昔は発作か何かかと心配したものだが、俺が声をかけるたびに鼻血を噴いたり症状が悪化したりなどしたため関わるべきではないのだと幼いながらに悟った。
壇上にあがり、礼をしてマイクを素早く調節する。
季節の挨拶から始めると何故か失神者が続出した。慣れているのだが、俺の周りはいつも貧血の人間ばかりだ。ちゃんとバランスのよい食事をしなさいね。
「新入生の皆さん。ご入学おめでとうございます」
そう、今日は遂に乙女ゲーム『こいはしがち!』の始まりの日。入学式当日なのだった。
代表挨拶をしながら体育館を見回すと、目をきらきらとさせる真帆さんを見つけた。
こんなに人に溢れた中でもひときわ輝いて見える。嬉しそうな表情が眩しい。
彼女はゲームでこの風景を何度も見たのだろう。
何度も何度も繰り返しプレイした好きなゲームと同様の世界。世界の導入。好きなキャラクターが挨拶をする様。……そういえば、一番好きなキャラクターが誰なのかということを聞いていない。かなり肝心なことだがすっかり忘れていた。祐太郎でなければ困るのだが……。
……しかし、ゲームの祐太郎のことばかり考えさせるのも何だか癇に障る。
俺の事ではなく他の男の事を……俺を見ながら彼の事を考えているのだろうか。気に入らない。
「ーー……以上で在校生代表挨拶とさせていただきます。生徒会会長、神木祐太郎」
挨拶を最後まで終え、礼をする。礼から起き上がる時に真帆さんにむかって少し目配せをする。

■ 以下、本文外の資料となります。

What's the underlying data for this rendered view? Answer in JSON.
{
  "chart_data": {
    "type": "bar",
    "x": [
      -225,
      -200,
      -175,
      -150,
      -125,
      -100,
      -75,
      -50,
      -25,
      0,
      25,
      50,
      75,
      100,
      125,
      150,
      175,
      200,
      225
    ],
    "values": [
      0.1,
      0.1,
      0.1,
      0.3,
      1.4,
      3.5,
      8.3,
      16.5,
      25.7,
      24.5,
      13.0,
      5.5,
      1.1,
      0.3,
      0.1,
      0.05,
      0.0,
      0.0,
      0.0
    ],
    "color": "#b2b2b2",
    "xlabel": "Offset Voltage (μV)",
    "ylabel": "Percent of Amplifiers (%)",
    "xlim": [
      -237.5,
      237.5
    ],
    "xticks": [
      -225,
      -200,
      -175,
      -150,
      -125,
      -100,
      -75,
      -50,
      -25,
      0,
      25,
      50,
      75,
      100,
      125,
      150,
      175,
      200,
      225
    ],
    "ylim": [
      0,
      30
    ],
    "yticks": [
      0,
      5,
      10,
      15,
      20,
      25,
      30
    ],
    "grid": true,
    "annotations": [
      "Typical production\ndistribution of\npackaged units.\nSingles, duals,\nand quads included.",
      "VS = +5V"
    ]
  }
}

彼女も気がついたようで、キョトンとした顔をしている。
俺はそれが何故か面白くて、ニコリと微笑んだ。
体育館がにわかにざわついているが、俺はそのまま移動し席に戻った。
後で聞いた話だが、保健室は人でごった返したらしい。
そういえば、『こいしが』のヒロインはどこに居たんだろうか。全く目に付かなかったのだが……まあ、そんなに気にせずともいいだろう。
***
side???
本当に本当にあの祐太郎様が目の前にいる。夢にまでみた、綺麗で格好いい、私だけの王子様。
優しそうに微笑むけど本当は腹黒いのを知っている。でもそれも複雑な家庭環境の末に歪んでしまったものだと知っている。完璧主義で誰よりも向上心が高いのは認められたいからだと知っている。誰よりも他人を求めているのは彼だと知っている。
綺麗で可哀想な祐太郎様。
肌は抜けるように白くなめらかで、見下ろすようで蠱惑的な眼差しにぐらっとこない人間なんて居はしない。
彼の心地よく身体中に響く声に傅かない人間なんて居はしない。
現実でみるとこの世のものとは思えない美しさだわ。
ああ……ここは本当に『こいしが』の世界なんだ。
そして、彼は私の手が差しのべられるのを待っている。
可哀想な祐太郎様。今、私が参ります。